Claims for eligible expenses will be paid only after the Fund has
received your completed Enrollment Form, supporting documentation and
proof of hiring from your contributing employer. If your forms are
not completely or accurately filled out, or if the Fund is missing requested
documentation, any benefits payable will be delayed. The Fund may
periodically require proof of continued eligibility for you or a dependent.
Failure to provide such information could result in a loss of coverage.
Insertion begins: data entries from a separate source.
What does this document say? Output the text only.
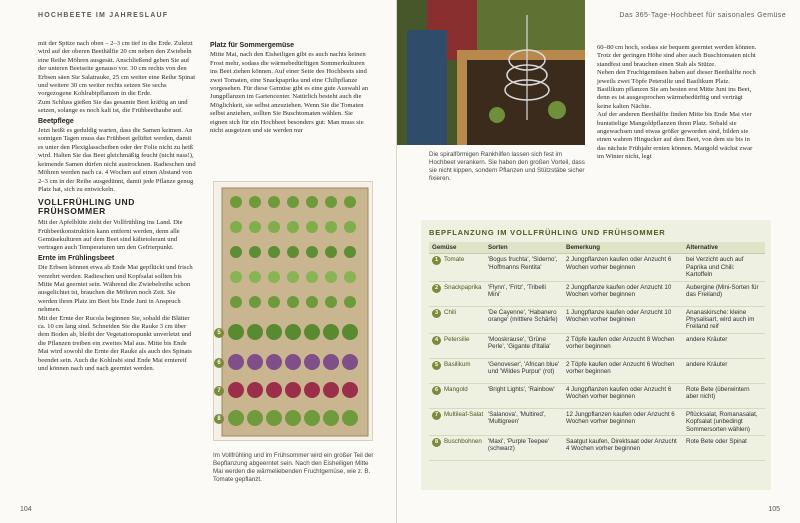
HOCHBEETE IM JAHRESLAUF

mit der Spitze nach oben – 2–3 cm tief in die Erde. Zuletzt wird auf der oberen Beethälfte 20 cm neben den Zwiebeln eine Reihe Möhren ausgesät. Anschließend geben Sie auf der unteren Beetseite genauso vor. 30 cm rechts von den Erbsen säen Sie Salatrauke, 25 cm weiter eine Reihe Spinat und weitere 30 cm weiter rechts setzen Sie sechs vorgezogene Kohlrabipflanzen in die Erde.

Zum Schluss gießen Sie das gesamte Beet kräftig an und setzen, solange es noch kalt ist, die Frühbeethaube auf.

Beetpflege

Jetzt heißt es geduldig warten, dass die Samen keimen. An sonnigen Tagen muss das Frühbeet gelüftet werden, damit es unter den Plexiglasscheiben oder der Folie nicht zu heiß wird. Halten Sie das Beet gleichmäßig feucht (nicht nass!), keimende Samen dürfen nicht austrocknen. Radieschen und Möhren werden nach ca. 4 Wochen auf einen Abstand von 2–3 cm in der Reihe ausgedünnt, damit jede Pflanze genug Platz hat, sich zu entwickeln.

VOLLFRÜHLING UND FRÜHSOMMER

Mit der Apfelblüte zieht der Vollfrühling ins Land. Die Frühbeetkonstruktion kann entfernt werden, denn alle Gemüsekulturen auf dem Beet sind kältetolerant und vertragen auch Temperaturen um den Gefrierpunkt.

Ernte im Frühlingsbeet

Die Erbsen können etwa ab Ende Mai gepflückt und frisch verzehrt werden. Radieschen und Kopfsalat sollten bis Mitte Mai geerntet sein. Während die Zwiebelreihe schon ausgelichtet ist, brauchen die Möhren noch Zeit. Sie werden ihren Platz im Beet bis Ende Juni in Anspruch nehmen.

Mit der Ernte der Rucola beginnen Sie, sobald die Blätter ca. 10 cm lang sind. Schneiden Sie die Rauke 3 cm über dem Boden ab, bleibt der Vegetationspunkt unverletzt und die Pflanzen treiben ein zweites Mal aus. Mitte bis Ende Mai wird sowohl die Ernte der Rauke als auch des Spinats beendet sein. Auch die Kohlrabi sind Ende Mai erntereif und können nach und nach geerntet werden.

Platz für Sommergemüse

Mitte Mai, nach den Eisheiligen gibt es auch nachts keinen Frost mehr, sodass die wärmebedürftigen Sommerkulturen ins Beet ziehen können. Auf einer Seite des Hochbeets sind zwei Tomaten, eine Snackpaprika und eine Chilipflanze vorgesehen. Für diese Gemüse gibt es eine gute Auswahl an Jungpflanzen im Gartencenter. Natürlich besteht auch die Möglichkeit, sie selbst anzuziehen. Wenn Sie die Tomaten selbst anziehen, sollten Sie Buschtomaten wählen. Sie eignen sich für ein Hochbeet besonders gut: Man muss sie nicht ausgeizen und sie werden nur

5
6
7
8
Im Vollfrühling und im Frühsommer wird ein großer Teil der Bepflanzung abgeerntet sein. Nach den Eisheiligen Mitte Mai werden die wärmeliebenden Fruchtgemüse, wie z. B. Tomate gepflanzt.
104
Das 365-Tage-Hochbeet für saisonales Gemüse
Die spiralförmigen Rankhilfen lassen sich fest im Hochbeet verankern. Sie haben den großen Vorteil, dass sie nicht kippen, sondern Pflanzen und Stützstäbe sicher fixieren.

60–80 cm hoch, sodass sie bequem geerntet werden können. Trotz der geringen Höhe sind aber auch Buschtomaten nicht standfest und brauchen einen Stab als Stütze.

Neben den Fruchtgemüsen haben auf dieser Beethälfte noch jeweils zwei Töpfe Petersilie und Basilikum Platz. Basilikum pflanzen Sie am besten erst Mitte Juni ins Beet, denn es ist ausgesprochen wärmebedürftig und verträgt keine kalten Nächte.

Auf der anderen Beethälfte finden Mitte bis Ende Mai vier buntstielige Mangoldpflanzen ihren Platz. Sobald sie angewachsen und etwas größer geworden sind, bilden sie einen wahren Hingucker auf dem Beet, von dem sie bis in das nächste Frühjahr ernten können. Mangold wächst zwar im Winter nicht, legt

BEPFLANZUNG IM VOLLFRÜHLING UND FRÜHSOMMER
Gemüse	Sorten	Bemerkung	Alternative
1 Tomate	'Bogus fruchta', 'Siderno', 'Hoffmanns Rentita'	2 Jungpflanzen kaufen oder Anzucht 6 Wochen vorher beginnen	bei Verzicht auch auf Paprika und Chili: Kartoffeln
2 Snackpaprika	'Flynn', 'Fritz', 'Tribelli Mini'	2 Jungpflanze kaufen oder Anzucht 10 Wochen vorher beginnen	Aubergine (Mini-Sorten für das Freiland)
3 Chili	'De Cayenne', 'Habanero orange' (mittlere Schärfe)	1 Jungpflanze kaufen oder Anzucht 10 Wochen vorher beginnen	Ananaskirsche: kleine Physalisart, wird auch im Freiland reif
4 Petersilie	'Mooskrause', 'Grüne Perle', 'Gigante d'Italia'	2 Töpfe kaufen oder Anzucht 8 Wochen vorher beginnen	andere Kräuter
5 Basilikum	'Genoveser', 'African blue' und 'Wildes Purpur' (rot)	2 Töpfe kaufen oder Anzucht 6 Wochen vorher beginnen	andere Kräuter
6 Mangold	'Bright Lights', 'Rainbow'	4 Jungpflanzen kaufen oder Anzucht 6 Wochen vorher beginnen	Rote Bete (überwintern aber nicht)
7 Multileaf-Salat	'Salanova', 'Multired', 'Multigreen'	12 Jungpflanzen kaufen oder Anzucht 6 Wochen vorher beginnen	Pflücksalat, Romanasalat, Kopfsalat (unbedingt Sommersorten wählen)
8 Buschbohnen	'Maxi', 'Purple Teepee' (schwarz)	Saatgut kaufen, Direktsaat oder Anzucht 4 Wochen vorher beginnen	Rote Bete oder Spinat
105
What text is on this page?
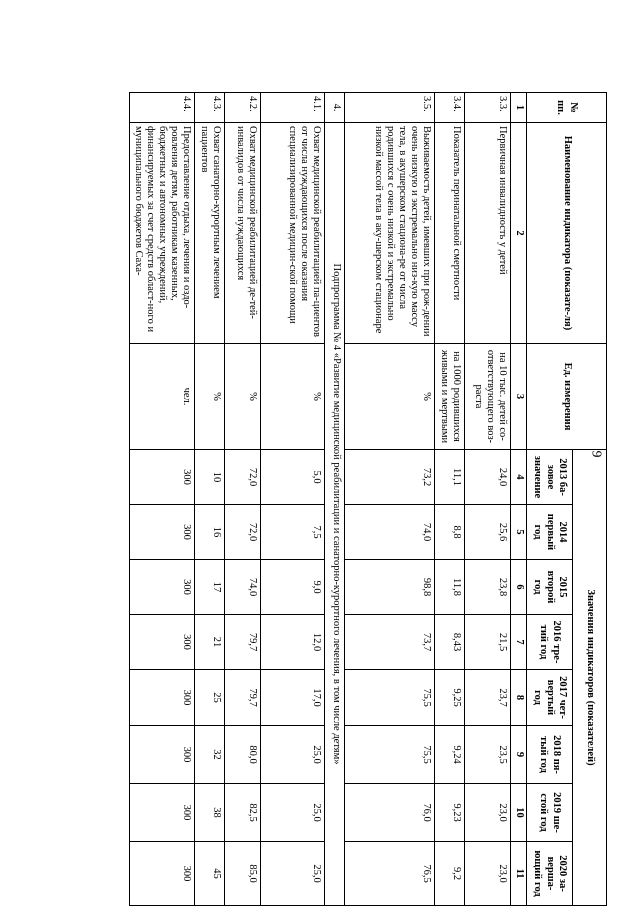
9
№ пп.	Наименование индикатора (показате-ля)	Ед. измерения	Значения индикаторов (показателей)							
			2013 ба-зовое значение	2014 первый год	2015 второй год	2016 тре-тий год	2017 чет-вертый год	2018 пя-тый год	2019 ше-стой год	2020 за-верша-ющий год
1	2	3	4	5	6	7	8	9	10	11
3.3.	Первичная инвалидность у детей	на 10 тыс. детей со-ответствующего воз-раста	24,0	25,6	23,8	21,5	23,7	23,5	23,0	23,0
3.4.	Показатель перинатальной смертности	на 1000 родившихся живыми и мертвыми	11,1	8,8	11,8	8,43	9,25	9,24	9,23	9,2
3.5.	Выживаемость детей, имевших при рож-дении очень низкую и экстремально низ-кую массу тела, в акушерском стациона-ре от числа родившихся с очень низкой и экстремально низкой массой тела в аку-шерском стационаре	%	73,2	74,0	98,8	73,7	75,5	75,5	76,0	76,5
4.	Подпрограмма № 4 «Развитие медицинской реабилитации и санаторно-курортного лечения, в том числе детям»									
4.1.	Охват медицинской реабилитацией па-циентов от числа нуждающихся после оказания специализированной медицин-ской помощи	%	5,0	7,5	9,0	12,0	17,0	25,0	25,0	25,0
4.2.	Охват медицинской реабилитацией де-тей-инвалидов от числа нуждающихся	%	72,0	72,0	74,0	79,7	79,7	80,0	82,5	85,0
4.3.	Охват санаторно-курортным лечением пациентов	%	10	16	17	21	25	32	38	45
4.4.	Предоставление отдыха, лечения и оздо-ровления детям, работникам казенных, бюджетных и автономных учреждений, финансируемых за счет средств област-ного и муниципального бюджетов Саха-	чел.	300	300	300	300	300	300	300	300
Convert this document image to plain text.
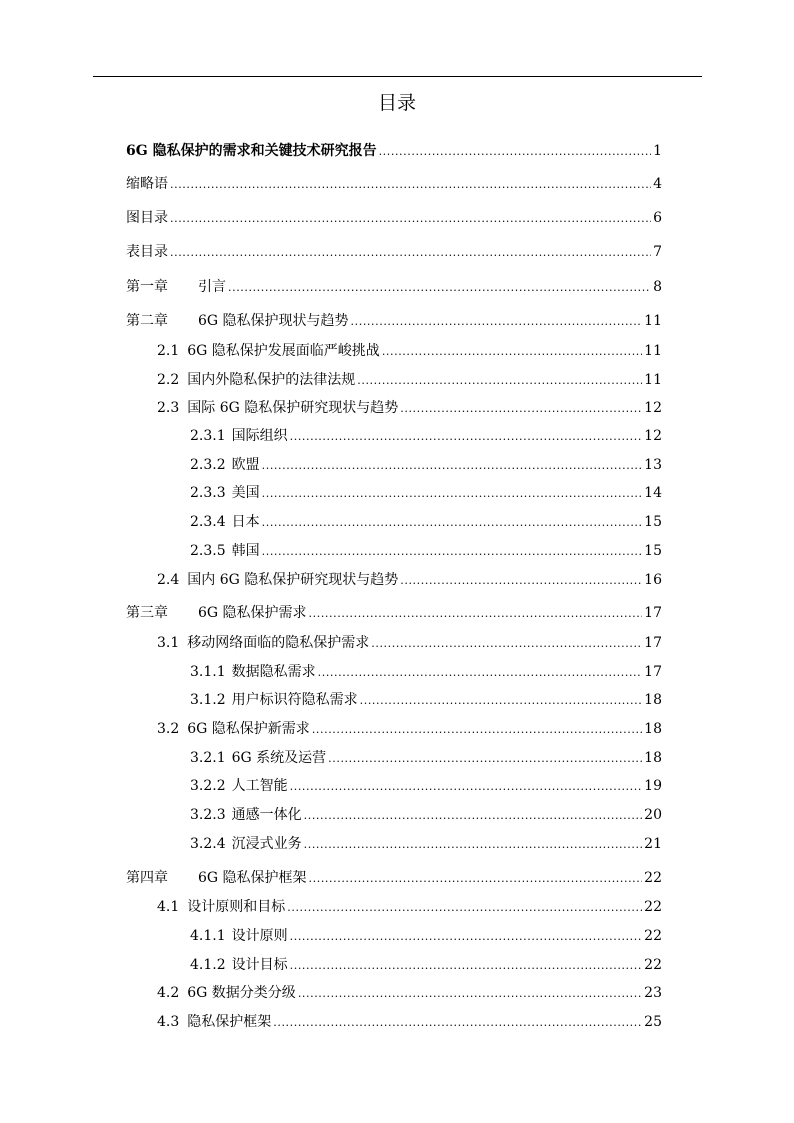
目录
6G 隐私保护的需求和关键技术研究报告 .....	1
缩略语 .....	4
图目录 .....	6
表目录 .....	7
第一章 引言 .....	8
第二章 6G 隐私保护现状与趋势 .....	11
2.1 6G 隐私保护发展面临严峻挑战 .....	11
2.2 国内外隐私保护的法律法规 .....	11
2.3 国际 6G 隐私保护研究现状与趋势 .....	12
2.3.1 国际组织 .....	12
2.3.2 欧盟 .....	13
2.3.3 美国 .....	14
2.3.4 日本 .....	15
2.3.5 韩国 .....	15
2.4 国内 6G 隐私保护研究现状与趋势 .....	16
第三章 6G 隐私保护需求 .....	17
3.1 移动网络面临的隐私保护需求 .....	17
3.1.1 数据隐私需求 .....	17
3.1.2 用户标识符隐私需求 .....	18
3.2 6G 隐私保护新需求 .....	18
3.2.1 6G 系统及运营 .....	18
3.2.2 人工智能 .....	19
3.2.3 通感一体化 .....	20
3.2.4 沉浸式业务 .....	21
第四章 6G 隐私保护框架 .....	22
4.1 设计原则和目标 .....	22
4.1.1 设计原则 .....	22
4.1.2 设计目标 .....	22
4.2 6G 数据分类分级 .....	23
4.3 隐私保护框架 .....	25
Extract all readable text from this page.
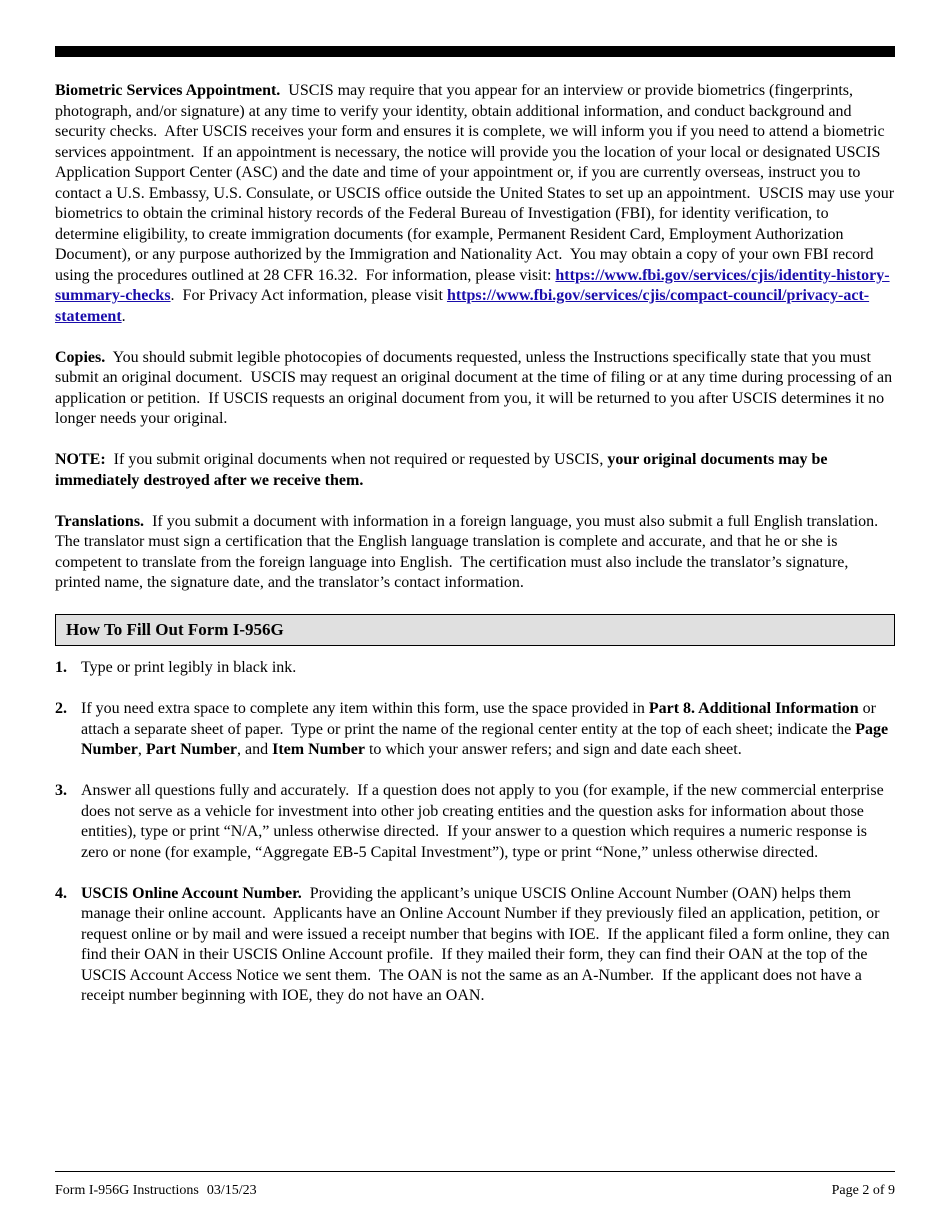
Biometric Services Appointment.  USCIS may require that you appear for an interview or provide biometrics (fingerprints, photograph, and/or signature) at any time to verify your identity, obtain additional information, and conduct background and security checks.  After USCIS receives your form and ensures it is complete, we will inform you if you need to attend a biometric services appointment.  If an appointment is necessary, the notice will provide you the location of your local or designated USCIS Application Support Center (ASC) and the date and time of your appointment or, if you are currently overseas, instruct you to contact a U.S. Embassy, U.S. Consulate, or USCIS office outside the United States to set up an appointment.  USCIS may use your biometrics to obtain the criminal history records of the Federal Bureau of Investigation (FBI), for identity verification, to determine eligibility, to create immigration documents (for example, Permanent Resident Card, Employment Authorization Document), or any purpose authorized by the Immigration and Nationality Act.  You may obtain a copy of your own FBI record using the procedures outlined at 28 CFR 16.32.  For information, please visit: https://www.fbi.gov/services/cjis/identity-history-summary-checks.  For Privacy Act information, please visit https://www.fbi.gov/services/cjis/compact-council/privacy-act-statement.

Copies.  You should submit legible photocopies of documents requested, unless the Instructions specifically state that you must submit an original document.  USCIS may request an original document at the time of filing or at any time during processing of an application or petition.  If USCIS requests an original document from you, it will be returned to you after USCIS determines it no longer needs your original.

NOTE:  If you submit original documents when not required or requested by USCIS, your original documents may be immediately destroyed after we receive them.

Translations.  If you submit a document with information in a foreign language, you must also submit a full English translation.  The translator must sign a certification that the English language translation is complete and accurate, and that he or she is competent to translate from the foreign language into English.  The certification must also include the translator’s signature, printed name, the signature date, and the translator’s contact information.

How To Fill Out Form I-956G
1. Type or print legibly in black ink.
2. If you need extra space to complete any item within this form, use the space provided in Part 8. Additional Information or attach a separate sheet of paper.  Type or print the name of the regional center entity at the top of each sheet; indicate the Page Number, Part Number, and Item Number to which your answer refers; and sign and date each sheet.
3. Answer all questions fully and accurately.  If a question does not apply to you (for example, if the new commercial enterprise does not serve as a vehicle for investment into other job creating entities and the question asks for information about those entities), type or print “N/A,” unless otherwise directed.  If your answer to a question which requires a numeric response is zero or none (for example, “Aggregate EB-5 Capital Investment”), type or print “None,” unless otherwise directed.
4. USCIS Online Account Number.  Providing the applicant’s unique USCIS Online Account Number (OAN) helps them manage their online account.  Applicants have an Online Account Number if they previously filed an application, petition, or request online or by mail and were issued a receipt number that begins with IOE.  If the applicant filed a form online, they can find their OAN in their USCIS Online Account profile.  If they mailed their form, they can find their OAN at the top of the USCIS Account Access Notice we sent them.  The OAN is not the same as an A-Number.  If the applicant does not have a receipt number beginning with IOE, they do not have an OAN.
Form I-956G Instructions 03/15/23	Page 2 of 9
Your Notification Responsibility
ALERT:
06/10/10 NEW
Click
here for important benefit changes>>
If, after your coverage under the Plan becomes effective, there is any
change in your family status (e.g., marriage, legal separation, divorce,
birth or adoption of a child), it is your responsibility to notify the Fund
immediately of such change and complete the appropriate form. If you
notify the Fund within 30 days of marriage or birth or adoption of a child,
coverage for your new spouse or child will begin as of the date of marriage
or date of birth or adoption. If you do not notify the Fund within 30 days,
coverage for your new spouse or child will begin as of the date you notify
the Fund. No benefits will be paid until you provide the Fund with the
necessary supporting documentation. Also, be sure to notify the Fund
if your child is between age 19 and 23 and graduates or otherwise leaves
school, or if your child marries or no longer satisfies the rules regarding
residence or financial dependency that are described in the "Dependent Eligibilty" section.
Failure to notify the Fund of a change in family status could lead to a
delay or denial in the payment of health benefits or the loss of a right to
elect health continuation under COBRA. In addition, knowingly claiming
benefits for someone who is not eligible is considered fraud and could
subject you to criminal prosecution.